Aug. 2
The moon looks like it's been full for three nights. The first day we came, I sat on a high stool in the kitchen, eating a bowl of red raspberries with a spoon. Last nite we went to Andrew's apartment and drank rum and Slice in a Jacuzzi.
Basically, it's hot, it's be-yooo-tiful, have a nice day! Those girls are P-I-G-pigs! Ms. Beaver's hungry.
We went to Tijuana a couple of days ago. It didn't feel like a foreign country, it felt like a theme park, Mexicoville. I felt rude, an ugly American because we knew no Spanish, we expected them to understand us. They must hate us, their dignity gone, exploited. We come and we want, we expect filthy streets, beggars, tacky souvenirs.
Aug. 6
I woke up this morning and my right eye was swollen half shut. For the past few days I've been constantly close to tears, glad I was wearing sunglasses on Rodeo Drive, in the dark backseat driving home. It was one of the greatest weekends and yet in many ways I feel worse than I ever have in my life.
We stayed at the Tropicana, Rm. 200. In the lobby was an 8 and a half by 11 black and white photo of Chuck E. Weiss, crouched over, rolling dice, signed, "I planned on staying here a couple of weeks, but I ...(something like) I ended up here for a year...My home, Red beans and rice, Chuck E. Weiss.

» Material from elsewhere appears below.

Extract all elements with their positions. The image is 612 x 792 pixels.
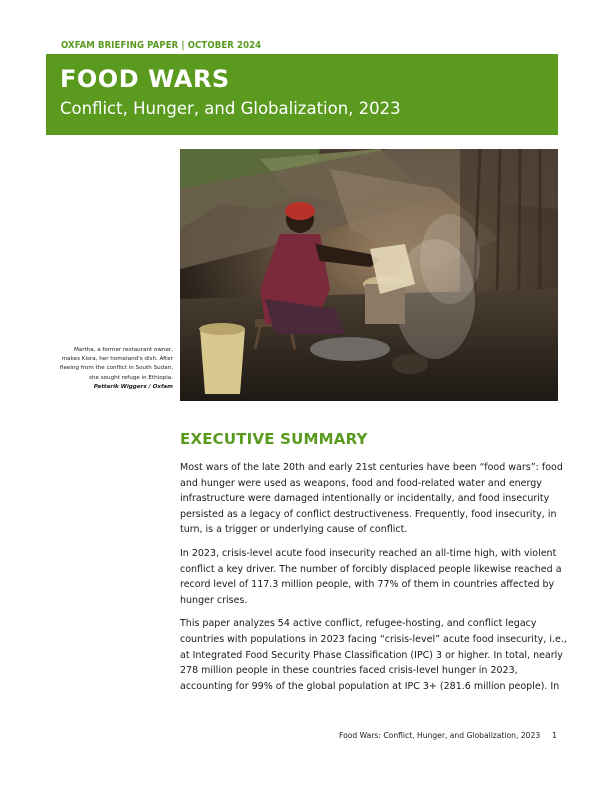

We went to the Palace. Cover charge was $10.
We shopped on Rodeo Drive and Melrose yesterday. First thing in the morning, I bought a $5 map of the stars homes. As soon as I got back in the car and realized what I'd done, I was flooded with guilt. (The night before, we had eaten at a Beverly Hills cafe, The Cheesecake Factory, and after a huge meal, Chuck threw up in the bathroom.) We drove down to Rodeo and the first store I found a beautiful denim dyed-sky-blue oversized jacket and tight peg-legged jeans that made me pretty. (I don't belong in this country.) (Tonya said I should see a therapist.)
I cried talking to Michele the other nite. Her ideals jsut didn't seem to matter to her all that much. "Please," I cried to her quietly, "please ome with me. Join the Peace Corps with me." She thinks she can write. I know I'm being self-righeous. I have a right to be. I've seen her writing. It's not that hot. And if I've been scribbling for years and I know I'm not good, I think I should be able to judge her who only thinks about it. And when accused, agrees, "yes, I know I'm a terrible person." Sometimes I can't stand her for that.
And "Dad" was frightenly intense and serious when I jokingly mentioned giving away $ to charity. How about a trust fund -- using the interest, not the nest egg?